Big N a un peu trop misé sur la fidélité des joueurs. La firme pensait, naïvement, que le gros du public, tout acquis à sa cause, l'attendrait patiemment quelle que soit la surenchère technologique des adversaires. Elle s'est trompé - les très bons scores de Sega le prouve - mais rien n'est perdu : la NES résiste très bien malgré son âge et, surtout, une réponse est en préparation depuis 1989 : la Super Nintendo. Seule ombre au tableau, les différentes annonces qui précèdent la sortie laissent les observateurs très dubitatifs : techniquement, la 16-bits ne serait pas à la hauteur. Qu'à cela ne tienne, pour montrer aux plus septiques que la console en a quand même dans les tripes, il n'y a qu'une seule voie possible : il faut des 'grands' jeux, et le plus vite possible. F-Zero sera de ceux-ci, un des principaux et surtout un des tous premiers, un des quatre jeux qui accompagneront le lancement de la machine au Japon.

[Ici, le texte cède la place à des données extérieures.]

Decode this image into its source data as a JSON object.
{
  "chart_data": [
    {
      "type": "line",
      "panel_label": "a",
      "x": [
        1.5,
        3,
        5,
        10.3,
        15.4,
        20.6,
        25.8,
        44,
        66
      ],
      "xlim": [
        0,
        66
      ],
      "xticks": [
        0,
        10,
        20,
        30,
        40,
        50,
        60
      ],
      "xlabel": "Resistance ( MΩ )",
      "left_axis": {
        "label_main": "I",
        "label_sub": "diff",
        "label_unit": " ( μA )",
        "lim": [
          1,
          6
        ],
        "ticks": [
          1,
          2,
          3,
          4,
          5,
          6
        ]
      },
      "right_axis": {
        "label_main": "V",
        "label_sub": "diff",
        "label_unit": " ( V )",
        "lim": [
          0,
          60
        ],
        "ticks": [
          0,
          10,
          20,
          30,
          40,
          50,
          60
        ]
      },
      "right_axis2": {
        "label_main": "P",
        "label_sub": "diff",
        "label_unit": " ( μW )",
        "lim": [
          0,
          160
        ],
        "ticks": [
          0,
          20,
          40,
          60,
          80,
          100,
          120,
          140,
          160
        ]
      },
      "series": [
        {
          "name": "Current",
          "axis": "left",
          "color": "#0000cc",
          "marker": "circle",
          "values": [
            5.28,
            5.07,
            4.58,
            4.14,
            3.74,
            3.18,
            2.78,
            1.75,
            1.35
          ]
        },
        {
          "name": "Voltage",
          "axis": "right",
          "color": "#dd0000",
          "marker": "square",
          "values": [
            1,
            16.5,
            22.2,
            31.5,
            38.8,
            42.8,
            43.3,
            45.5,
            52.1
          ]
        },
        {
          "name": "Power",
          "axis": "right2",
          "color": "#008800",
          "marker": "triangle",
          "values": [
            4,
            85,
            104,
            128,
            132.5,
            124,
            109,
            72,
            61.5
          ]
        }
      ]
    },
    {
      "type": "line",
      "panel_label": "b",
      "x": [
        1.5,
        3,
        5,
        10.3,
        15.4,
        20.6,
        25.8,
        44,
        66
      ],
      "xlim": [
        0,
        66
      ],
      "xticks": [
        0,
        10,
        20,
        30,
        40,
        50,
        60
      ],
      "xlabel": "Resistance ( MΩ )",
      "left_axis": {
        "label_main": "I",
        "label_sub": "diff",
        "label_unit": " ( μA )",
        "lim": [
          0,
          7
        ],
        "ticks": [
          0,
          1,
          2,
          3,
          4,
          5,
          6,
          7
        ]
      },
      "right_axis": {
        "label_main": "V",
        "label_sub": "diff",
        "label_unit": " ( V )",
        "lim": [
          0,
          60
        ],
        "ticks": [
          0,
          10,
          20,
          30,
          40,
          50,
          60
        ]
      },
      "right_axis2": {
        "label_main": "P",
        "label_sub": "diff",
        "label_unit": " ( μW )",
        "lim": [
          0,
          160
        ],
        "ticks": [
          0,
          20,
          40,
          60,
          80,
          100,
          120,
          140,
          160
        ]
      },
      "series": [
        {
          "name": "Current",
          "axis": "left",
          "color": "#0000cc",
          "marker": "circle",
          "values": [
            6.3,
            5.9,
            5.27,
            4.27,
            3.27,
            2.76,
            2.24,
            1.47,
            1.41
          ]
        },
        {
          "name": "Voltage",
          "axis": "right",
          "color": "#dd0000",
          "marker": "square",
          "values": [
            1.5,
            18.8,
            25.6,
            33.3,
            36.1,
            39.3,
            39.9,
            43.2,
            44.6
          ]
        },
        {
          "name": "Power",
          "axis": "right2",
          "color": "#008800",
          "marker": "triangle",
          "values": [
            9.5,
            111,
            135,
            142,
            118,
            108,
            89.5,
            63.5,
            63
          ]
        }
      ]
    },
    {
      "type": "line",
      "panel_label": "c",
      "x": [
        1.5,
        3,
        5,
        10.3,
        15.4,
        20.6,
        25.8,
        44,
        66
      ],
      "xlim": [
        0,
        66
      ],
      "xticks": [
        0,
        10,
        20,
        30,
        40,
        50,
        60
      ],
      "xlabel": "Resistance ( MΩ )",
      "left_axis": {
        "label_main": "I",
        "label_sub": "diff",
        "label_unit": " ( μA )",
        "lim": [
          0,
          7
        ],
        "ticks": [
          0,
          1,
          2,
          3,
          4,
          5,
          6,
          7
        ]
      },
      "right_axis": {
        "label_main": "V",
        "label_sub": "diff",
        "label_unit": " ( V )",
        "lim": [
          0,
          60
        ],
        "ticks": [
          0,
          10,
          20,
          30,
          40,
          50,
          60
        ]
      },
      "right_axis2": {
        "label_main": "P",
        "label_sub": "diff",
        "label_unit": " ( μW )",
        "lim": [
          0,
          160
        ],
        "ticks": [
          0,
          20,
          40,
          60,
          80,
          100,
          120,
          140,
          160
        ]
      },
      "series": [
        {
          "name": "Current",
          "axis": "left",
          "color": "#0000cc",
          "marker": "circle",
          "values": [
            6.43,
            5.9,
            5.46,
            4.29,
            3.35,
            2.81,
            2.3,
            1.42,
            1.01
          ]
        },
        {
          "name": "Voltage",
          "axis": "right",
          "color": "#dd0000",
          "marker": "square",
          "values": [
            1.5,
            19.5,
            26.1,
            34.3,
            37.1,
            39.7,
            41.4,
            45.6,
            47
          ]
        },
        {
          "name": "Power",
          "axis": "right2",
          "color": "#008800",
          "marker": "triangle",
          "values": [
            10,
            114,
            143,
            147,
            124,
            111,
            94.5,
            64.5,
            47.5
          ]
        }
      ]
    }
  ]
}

Shigeru Miyamoto et Kazunobu Shimizu.

Très important pour Nintendo, le projet F-Zero a été confié à des mains expertes et très habituées au succès : l'inénarrable Miyamoto produit ; Kazunobu Shimizu, déjà à la tête du design de Zelda 2 sur NES, dirige ; le grand Yasunari Nishida, ancien 'programmeur principal' des deux premiers Zelda et de Super Mario Bros (rien que ça !) est nommé 'chef programmeur' du jeu de course ; et l'équipe de développement dans son ensemble est tout aussi talentueuse... Pas de doute, F-Zero a été créé par le "noyau dur" de Big N. C'est à dire, le principal studio japonais de la firme, celui qui a accumulé les succès sur NES alors que cette console vivait ses derniers instants de gloire : cette division, nommée Nintendo Research & Development 4, est une véritable machine à rêve dirigée par Miyamoto. C'est d'ailleurs à cette époque, pendant la préparation de la Super Nintendo, que ce studio (R&D4) va vivre une sacrée promotion. Il va grandir, se voir renommer E.A.D. (pour Entertainment Analysis & Development), et englober d'un même mouvement une bonne partie des trois autres studios "Research & Development" de Nintendo. Avec F-Zero, ce nouveau 'grand' studio n'a jamais aussi bien porté son nom : la course d'hovercraft que nos amis concoctent est directement née de la recherche, en l'occurrence des recherches en matière de trois dimensions. F-Zero sert carrément de principale démo à la mise au point d'une technique Made in Maison : le Mode 7. Dernière ce nom barbare se cache un moteur graphique qui à la particularité de créer une impression de relief très nette en coordonnant la déformation de différents sprites à l'écran. Véritablement taillé sur mesure, F-Zero s'annonce alors comme une formidable vitrine technologique pour la 16-bits de la firme. Et d'ailleurs, Nintendo ne le présente pas autrement :

"Attachez vos ceintures" : Une publicité française pour la Super Nintendo. F-Zero dépasse de la console.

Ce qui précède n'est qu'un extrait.